“Narrating the Urban Waterfront in Crisis” – Gothenburg University

Excited to present my research at Gothenburg University 28.2.2017.

Thanks to Linda Karlsson Hammarfelt and everyone at Gothenburg University to make my visit possible!

http://hum.gu.se/aktuellt/Kalendarium/Aktuellt_detalj?eventId=70125920343

Narrating the Urban Waterfront in Crisis. Juxtaposing Futures of the Waterfront under Threat in Literary Fiction and Planning

Urban waterfronts worldwide are currently undergoing eventful transformations: in a range of cities, post-industrial waterfronts are being redeveloped to address changing living preferences and working conditions, while new challenges are beckoning on the horizon in the form of threatening environmental change and rising sea levels. How is the experience of the urban waterfront in crisis, and the uncertainty of possible futures, shaped in and by narrative? In this lecture, I will analyse narratives of the waterfront from two distinct perspectives and looking at two specific case studies. My focus will be on recent developments and literary texts set in New York and Helsinki. I will look, first, at the way in which literary fiction frames the experience of a waterfront in crisis, and how it presents possible alternative futures. In the context of New York City, key texts will be Ben Lerner’s 10:04 (2014) and Nathaniel Rich’s Odds against tomorrow (2013), as well as Jonathan Lethem’s Chronic City (2009). In the context of Helsinki, I will focus on Antti Tuomainen’s Parantaja (The Healer; 2010), Annika Luther’s De hemlösas stad (City of the Homeless; 2011), and Hannu Mäkelä’s novel Hyvä jätkä, a book commissioned by the city of Helsinki to promote the West Harbour development (Good Chap; 2009). Second, and considering narrative and rhetoric models for framing alternative storyworlds, I will examine how, in New York City’s comprehensive waterfront plans (1992, 2011) and in Helsinki’s strategic and detailed urban planning documents, the simultaneous possibility of alternative storyworlds structures policy narratives of the urban future.
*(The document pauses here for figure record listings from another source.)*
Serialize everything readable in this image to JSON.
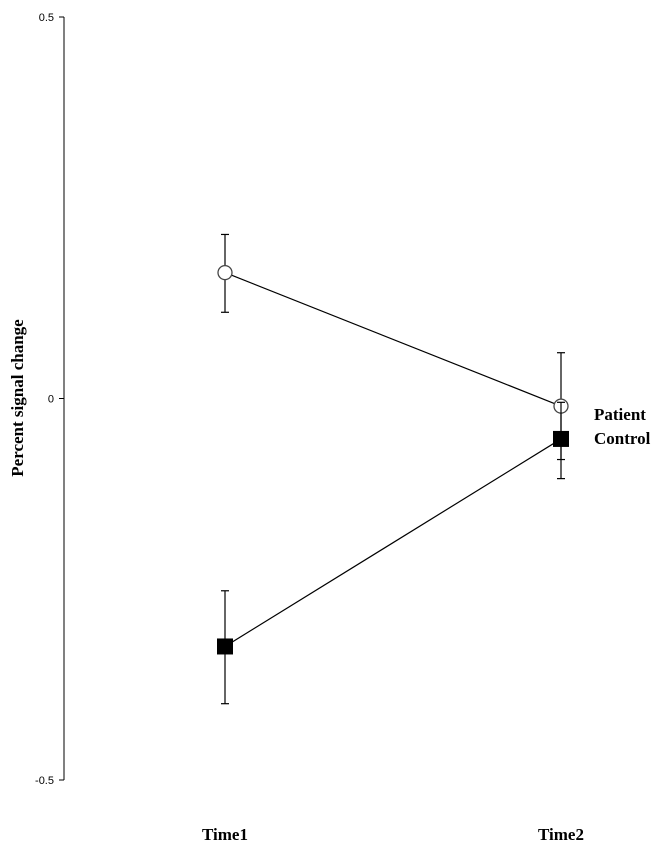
{
  "chart_data": {
    "type": "line",
    "ylabel": "Percent signal change",
    "ylim": [
      -0.5,
      0.5
    ],
    "yticks": [
      "0.5",
      "0",
      "-0.5"
    ],
    "categories": [
      "Time1",
      "Time2"
    ],
    "series": [
      {
        "name": "Patient",
        "marker": "open-circle",
        "values": [
          0.165,
          -0.01
        ],
        "error_upper": [
          0.215,
          0.06
        ],
        "error_lower": [
          0.113,
          -0.08
        ]
      },
      {
        "name": "Control",
        "marker": "filled-square",
        "values": [
          -0.325,
          -0.053
        ],
        "error_upper": [
          -0.252,
          -0.005
        ],
        "error_lower": [
          -0.4,
          -0.105
        ]
      }
    ],
    "grid": false,
    "legend": "right of Time2 points"
  }
}
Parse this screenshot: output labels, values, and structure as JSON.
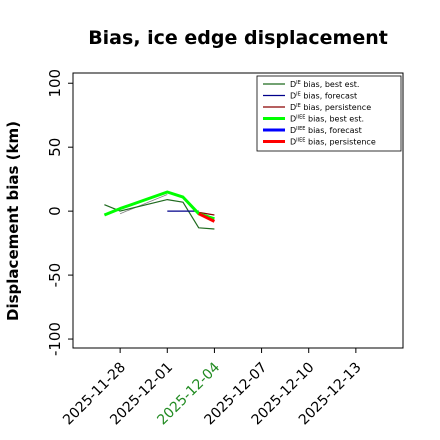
{
  "chart_data": {
    "type": "line",
    "title": "Bias, ice edge displacement",
    "xlabel": "",
    "ylabel": "Displacement bias (km)",
    "ylim": [
      -107,
      108
    ],
    "xlim": [
      "2025-11-25",
      "2025-12-16"
    ],
    "yticks": [
      100,
      50,
      0,
      -50,
      -100
    ],
    "xticks": [
      "2025-11-28",
      "2025-12-01",
      "2025-12-04",
      "2025-12-07",
      "2025-12-10",
      "2025-12-13"
    ],
    "highlight_tick": "2025-12-04",
    "highlight_color": "#228B22",
    "grid": false,
    "legend_position": "top-right",
    "series": [
      {
        "name": "D^IE bias, best est.",
        "sup": "IE",
        "label": "bias, best est.",
        "color": "#1f6b1f",
        "width": 1.2,
        "points": [
          [
            "2025-11-27",
            5
          ],
          [
            "2025-11-28",
            0
          ],
          [
            "2025-12-01",
            9
          ],
          [
            "2025-12-02",
            7
          ],
          [
            "2025-12-03",
            -13
          ],
          [
            "2025-12-04",
            -14
          ]
        ]
      },
      {
        "name": "D^IE bias, forecast",
        "sup": "IE",
        "label": "bias, forecast",
        "color": "#00008b",
        "width": 1.2,
        "points": [
          [
            "2025-12-01",
            0
          ],
          [
            "2025-12-03",
            0
          ]
        ]
      },
      {
        "name": "D^IE bias, persistence",
        "sup": "IE",
        "label": "bias, persistence",
        "color": "#8b0000",
        "width": 1.2,
        "points": [
          [
            "2025-12-03",
            -1
          ],
          [
            "2025-12-04",
            -3
          ]
        ]
      },
      {
        "name": "D^IIEE bias, best est.",
        "sup": "IIEE",
        "label": "bias, best est.",
        "color": "#00ff00",
        "width": 3,
        "points": [
          [
            "2025-11-27",
            -3
          ],
          [
            "2025-11-28",
            2
          ],
          [
            "2025-12-01",
            15
          ],
          [
            "2025-12-02",
            11
          ],
          [
            "2025-12-03",
            -2
          ],
          [
            "2025-12-04",
            -6
          ]
        ]
      },
      {
        "name": "D^IIEE bias, forecast",
        "sup": "IIEE",
        "label": "bias, forecast",
        "color": "#0000ff",
        "width": 3,
        "points": []
      },
      {
        "name": "D^IIEE bias, persistence",
        "sup": "IIEE",
        "label": "bias, persistence",
        "color": "#ff0000",
        "width": 3,
        "points": [
          [
            "2025-12-03",
            -2
          ],
          [
            "2025-12-04",
            -8
          ]
        ]
      }
    ],
    "thin_connector": {
      "color": "#808080",
      "points": [
        [
          "2025-11-28",
          -2
        ],
        [
          "2025-12-01",
          13
        ]
      ]
    }
  }
}
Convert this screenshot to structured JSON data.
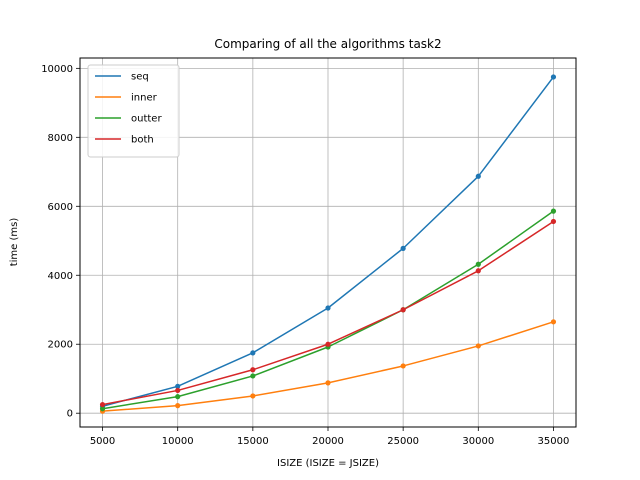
{
  "chart_data": {
    "type": "line",
    "title": "Comparing of all the algorithms task2",
    "xlabel": "ISIZE (ISIZE = JSIZE)",
    "ylabel": "time (ms)",
    "x": [
      5000,
      10000,
      15000,
      20000,
      25000,
      30000,
      35000
    ],
    "xlim": [
      3500,
      36500
    ],
    "ylim": [
      -400,
      10300
    ],
    "xticks": [
      5000,
      10000,
      15000,
      20000,
      25000,
      30000,
      35000
    ],
    "yticks": [
      0,
      2000,
      4000,
      6000,
      8000,
      10000
    ],
    "grid": true,
    "legend_position": "top-left",
    "series": [
      {
        "name": "seq",
        "color": "#1f77b4",
        "values": [
          200,
          780,
          1750,
          3050,
          4780,
          6870,
          9750
        ]
      },
      {
        "name": "inner",
        "color": "#ff7f0e",
        "values": [
          60,
          220,
          500,
          880,
          1370,
          1950,
          2650
        ]
      },
      {
        "name": "outter",
        "color": "#2ca02c",
        "values": [
          130,
          480,
          1080,
          1920,
          3000,
          4320,
          5860
        ]
      },
      {
        "name": "both",
        "color": "#d62728",
        "values": [
          250,
          660,
          1260,
          2000,
          3000,
          4130,
          5560
        ]
      }
    ]
  }
}
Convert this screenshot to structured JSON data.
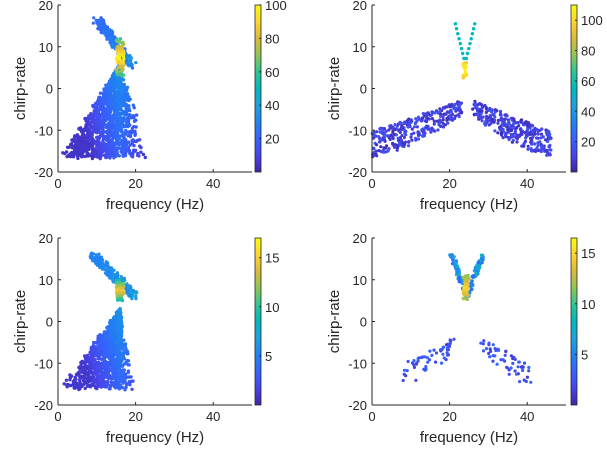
{
  "figure": {
    "colormap": [
      "#3e26a8",
      "#4744e8",
      "#3563fb",
      "#1f84f1",
      "#1ea1de",
      "#00b8be",
      "#2fc494",
      "#8fc654",
      "#dbba3c",
      "#fdd52f",
      "#f9fb0e"
    ]
  },
  "chart_data": [
    {
      "type": "scatter",
      "xlabel": "frequency (Hz)",
      "ylabel": "chirp-rate",
      "xlim": [
        0,
        50
      ],
      "ylim": [
        -20,
        20
      ],
      "xticks": [
        0,
        20,
        40
      ],
      "yticks": [
        -20,
        -10,
        0,
        10,
        20
      ],
      "colorbar": {
        "range": [
          0,
          100
        ],
        "ticks": [
          20,
          40,
          60,
          80,
          100
        ]
      },
      "grid": false,
      "regions": [
        {
          "shape": "wedge",
          "apex": [
            16,
            6
          ],
          "x_range": [
            0,
            28
          ],
          "y_range": [
            -16.5,
            5
          ],
          "value_range": [
            5,
            35
          ]
        },
        {
          "shape": "band",
          "from": [
            10,
            16.5
          ],
          "to": [
            19,
            5.5
          ],
          "value_range": [
            10,
            40
          ]
        },
        {
          "shape": "ridge",
          "x_range": [
            15,
            17
          ],
          "y_range": [
            3,
            12
          ],
          "value_range": [
            60,
            100
          ]
        }
      ]
    },
    {
      "type": "scatter",
      "xlabel": "frequency (Hz)",
      "ylabel": "chirp-rate",
      "xlim": [
        0,
        50
      ],
      "ylim": [
        -20,
        20
      ],
      "xticks": [
        0,
        20,
        40
      ],
      "yticks": [
        -20,
        -10,
        0,
        10,
        20
      ],
      "colorbar": {
        "range": [
          0,
          110
        ],
        "ticks": [
          20,
          40,
          60,
          80,
          100
        ]
      },
      "grid": false,
      "regions": [
        {
          "shape": "arc-left",
          "x_range": [
            0,
            23
          ],
          "y_range": [
            -16.5,
            -3
          ],
          "value_range": [
            2,
            18
          ]
        },
        {
          "shape": "arc-right",
          "x_range": [
            26,
            46
          ],
          "y_range": [
            -16.5,
            -3
          ],
          "value_range": [
            2,
            18
          ]
        },
        {
          "shape": "v-top",
          "x_range": [
            21.5,
            26.5
          ],
          "y_range": [
            6,
            15.5
          ],
          "value_range": [
            45,
            65
          ]
        },
        {
          "shape": "peak",
          "x_range": [
            23.5,
            24.5
          ],
          "y_range": [
            2,
            7
          ],
          "value_range": [
            80,
            110
          ]
        }
      ]
    },
    {
      "type": "scatter",
      "xlabel": "frequency (Hz)",
      "ylabel": "chirp-rate",
      "xlim": [
        0,
        50
      ],
      "ylim": [
        -20,
        20
      ],
      "xticks": [
        0,
        20,
        40
      ],
      "yticks": [
        -20,
        -10,
        0,
        10,
        20
      ],
      "colorbar": {
        "range": [
          0,
          17
        ],
        "ticks": [
          5,
          10,
          15
        ]
      },
      "grid": false,
      "regions": [
        {
          "shape": "wedge",
          "apex": [
            16,
            3
          ],
          "x_range": [
            0,
            22
          ],
          "y_range": [
            -16,
            3
          ],
          "value_range": [
            1,
            6
          ]
        },
        {
          "shape": "band",
          "from": [
            9,
            16
          ],
          "to": [
            20,
            6
          ],
          "value_range": [
            3,
            8
          ]
        },
        {
          "shape": "ridge",
          "x_range": [
            15,
            17
          ],
          "y_range": [
            5,
            10
          ],
          "value_range": [
            9,
            15
          ]
        }
      ]
    },
    {
      "type": "scatter",
      "xlabel": "frequency (Hz)",
      "ylabel": "chirp-rate",
      "xlim": [
        0,
        50
      ],
      "ylim": [
        -20,
        20
      ],
      "xticks": [
        0,
        20,
        40
      ],
      "yticks": [
        -20,
        -10,
        0,
        10,
        20
      ],
      "colorbar": {
        "range": [
          0,
          16.5
        ],
        "ticks": [
          5,
          10,
          15
        ]
      },
      "grid": false,
      "regions": [
        {
          "shape": "arc-left",
          "x_range": [
            8,
            21
          ],
          "y_range": [
            -15.5,
            -4
          ],
          "value_range": [
            1,
            4
          ]
        },
        {
          "shape": "arc-right",
          "x_range": [
            28,
            41
          ],
          "y_range": [
            -15.5,
            -4
          ],
          "value_range": [
            1,
            4
          ]
        },
        {
          "shape": "v-top",
          "x_range": [
            20.5,
            28.5
          ],
          "y_range": [
            6,
            16
          ],
          "value_range": [
            3,
            8
          ]
        },
        {
          "shape": "peak",
          "x_range": [
            23.5,
            25
          ],
          "y_range": [
            5,
            11
          ],
          "value_range": [
            9,
            15
          ]
        }
      ]
    }
  ]
}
My lecture will engage with current debates in literary spatial studies, narrative planning, literary ethics, and environmental criticism. The aim is to foreground the materiality of planning narratives (whose projected futures are intended to be petrified in concrete and glass in due course), while simultaneously drawing attention to the rhetoric and literary antecedents of such narratives. Ultimately, I hope to gain a better understanding of what kinds of paths towards the future are postulated by two very different kinds of texts – planning and fictional texts – and what room they leave for agency and choice in our relationship with our environment.